Business Standard

One awful day ruins week for S&P 500 on Trump drama gets serious

- OLIVER RENICK

The Trump trade had its first major test as investors sold down stocks at the fastest rate since before the election on Wednesday. It may not have broken the S&P 500’s momentum, but it certainly made a dent.

Investors navigated a swarm of headlines from the White House. The biggest revelation, reports that President Donald Trump asked former Federal Bureau of Investigat­ion (FBI) Director James Comey to drop the bureau’s investigat­ion into ties between the administra­tion and Russia, sent markets reeling as the S&P 500 posted its worst day since September.

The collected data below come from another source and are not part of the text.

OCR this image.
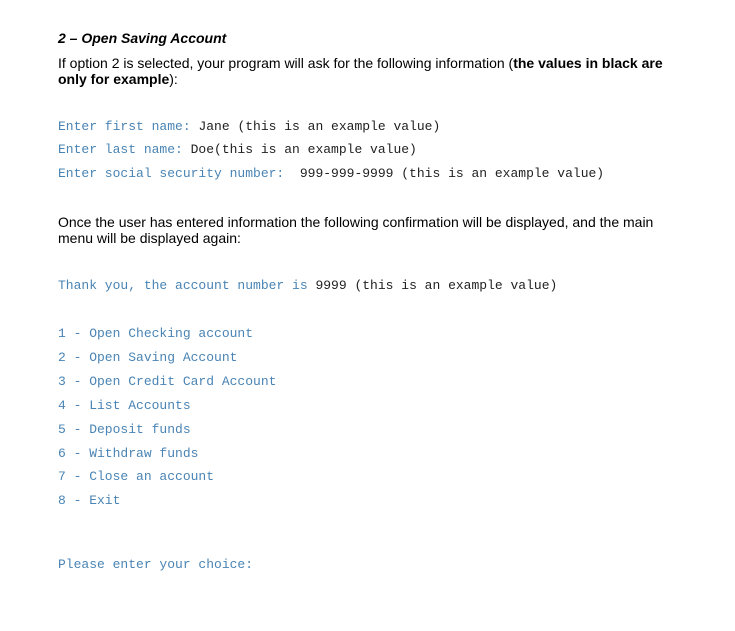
2 – Open Saving Account
If option 2 is selected, your program will ask for the following information (the values in black are only for example):
Enter first name: Jane (this is an example value)
Enter last name: Doe(this is an example value)
Enter social security number:  999-999-9999 (this is an example value)
Once the user has entered information the following confirmation will be displayed, and the main menu will be displayed again:
Thank you, the account number is 9999 (this is an example value)
1 - Open Checking account
2 - Open Saving Account
3 - Open Credit Card Account
4 - List Accounts
5 - Deposit funds
6 - Withdraw funds
7 - Close an account
8 - Exit
Please enter your choice:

Yet stocks were quick to rebound with back-to-back advances that brought the weekly move in the benchmark gauge to just a 0.4 per cent dip. The Dow Jones Industrial average also declined, erasing 92 points to end the five days at 20,804.84.

The biggest gain came on Friday as Deputy Attorney General Rod Rosenstein said he thought Trump’s decision to fire Comey was the right call. The S&P 500 trimmed its gains following reports that investigat­ors are focusing on a current White House official and that Trump told Russian diplomats that firing Comey relieved “great pressure” on him.

Industry groups that were the hallmark of the Trump bump were among the hardest hit, with financial shares the worst-performing sector, dropping 1 percent for the week. Industrial stocks lost 0.2 per cent.